For a unique cultural experience, visit the Bajau villages. The Bajau, or “Sea Gypsies,” are known for their traditional lifestyle centered around the sea. Observing their daily routines and witnessing their exceptional free-diving skills offers insights into a way of life profoundly connected to the ocean. Engage with the community and learn about their sustainable fishing techniques and boat-building skills.

Kayaking is a fantastic way to explore the calm waters of the Togian Islands. Paddle at your own pace and discover secluded bays, hidden coves, and untouched beaches. The island’s geography makes it ideal for kayaking enthusiasts to explore extensively, providing a sense of discovery and adventure with each paddle stroke.

Another must-visit site is Lake Mariona, a jellyfish lake located on one of the islands. Similar to the more famous Jellyfish Lake in Palau, you can swim with millions of stingless jellyfish in a surreal, other-worldly experience that is both thrilling and meditative.

Java Island

Kawa Ijen Volcano crater and lake

In the city of Jakarta, you can experience its rich history and culture at the National Museum or explore the old town of Kota Tua to get a feel for the city’s colonial past.

Traveling east, make your next stop at Bandung, the capital of West Java. Known for its cooler climate and lush surroundings, Bandung is perfect for nature lovers. Visit the Tangkuban Perahu volcano, where you can drive right up to the rim to view the active craters and their steaming vents. Explore the nearby tea plantations, such as the vast expanse of the Malabar Tea Plantation, where you can walk amidst the tea bushes and learn about tea processing.

As you travel further east, Mount Bromo in East Java offers a dramatic landscape that’s not to be missed. Embark on an early morning trek to the viewpoint of Mount Penanjakan and witness a breathtaking sunrise over the surreal, lunar-like landscape of the Tengger caldera. The experience of watching the sun rise over the mist-laden caldera with Mount Bromo smoking gently is truly unforgettable.

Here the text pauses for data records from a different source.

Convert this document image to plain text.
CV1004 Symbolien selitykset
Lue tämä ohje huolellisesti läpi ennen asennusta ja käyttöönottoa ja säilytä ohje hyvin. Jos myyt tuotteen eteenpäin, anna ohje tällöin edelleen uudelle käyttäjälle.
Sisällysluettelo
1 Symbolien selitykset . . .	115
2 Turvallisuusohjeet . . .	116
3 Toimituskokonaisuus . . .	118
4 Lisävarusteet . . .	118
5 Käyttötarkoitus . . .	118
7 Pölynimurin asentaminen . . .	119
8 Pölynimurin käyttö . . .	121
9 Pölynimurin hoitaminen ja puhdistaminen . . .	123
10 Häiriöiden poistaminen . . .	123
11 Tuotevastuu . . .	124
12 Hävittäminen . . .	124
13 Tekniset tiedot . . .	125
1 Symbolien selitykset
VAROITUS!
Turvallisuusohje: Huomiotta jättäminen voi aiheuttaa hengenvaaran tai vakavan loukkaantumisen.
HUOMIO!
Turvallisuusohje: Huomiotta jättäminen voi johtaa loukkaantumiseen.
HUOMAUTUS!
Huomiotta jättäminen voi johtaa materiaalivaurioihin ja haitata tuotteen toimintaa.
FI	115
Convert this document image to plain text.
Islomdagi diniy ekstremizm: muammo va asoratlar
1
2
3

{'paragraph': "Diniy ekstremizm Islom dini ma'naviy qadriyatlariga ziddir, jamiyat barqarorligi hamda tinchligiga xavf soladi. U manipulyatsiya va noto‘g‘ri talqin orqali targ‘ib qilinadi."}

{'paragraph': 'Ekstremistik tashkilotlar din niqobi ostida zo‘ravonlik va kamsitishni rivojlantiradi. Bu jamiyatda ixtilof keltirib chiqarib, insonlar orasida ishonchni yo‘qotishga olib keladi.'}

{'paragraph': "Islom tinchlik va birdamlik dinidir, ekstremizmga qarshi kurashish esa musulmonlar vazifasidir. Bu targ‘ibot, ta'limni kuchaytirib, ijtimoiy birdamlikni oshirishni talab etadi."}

End your journey on the enchanting plateau of Ijen, famous for its turquoise sulfur lake and blue flame phenomenon. Hike up the crater before dawn to witness the natural blue flames produced by the ignited sulfuric gas. As day breaks, watch the miners as they extract sulfur amidst the striking landscape of the crater lake.

In Conclusion

Bali might be a postcard destination of Indonesia but it’s not the only place to have on your bucket list. Indonesia is a sprawling archipelago, a treasure trove of experiences waiting to be discovered.

From the volcanic giants of Sumatra to the untamed rainforests of Kalimantan, and the underwater paradise of Raja Ampat to the rich cultural tapestry of Java, Indonesia offers something for every kind of traveler.

So, where are you headed to?


What is the best time of year to visit Indonesia?

Indonesia has a tropical climate, with warm temperatures year-round. The dry season generally runs from April to October, which is ideal for most outdoor activities. However, if you’re chasing waves, the rainy season (November to March) can offer better surfing conditions, particularly along the southern coasts of Java and Bali.

Is Indonesia safe to travel to?

Generally, Indonesia is a safe destination for travelers. However, as with any trip, it’s important to be aware of your surroundings and practice taking necessary precautions. Be mindful of petty theft, especially in crowded areas. Reliable transportation options are widely available, and if you’re unsure about an area, ask your hotel or accommodation for recommendations.

What should I pack for a trip to Indonesia?

Pack light, breathable clothing for the tropical climate, along with a good pair of walking shoes for exploring. Sunscreen, a hat, and sunglasses are essentials. If you plan to visit religious sites, bring clothing that covers shoulders and knees. Don’t forget a universal travel adapter for charging your devices.

What are the must-try dishes in Indonesia?

Indonesian cuisine is as diverse as its culture. Don’t miss out on Nasi Goreng (fried rice), Satay (grilled meat skewers), and Rendang (slow-cooked meat curry). Each region has its specialties, so be sure to try local dishes like Gado-Gado in Jakarta or Babi Guling in Bali.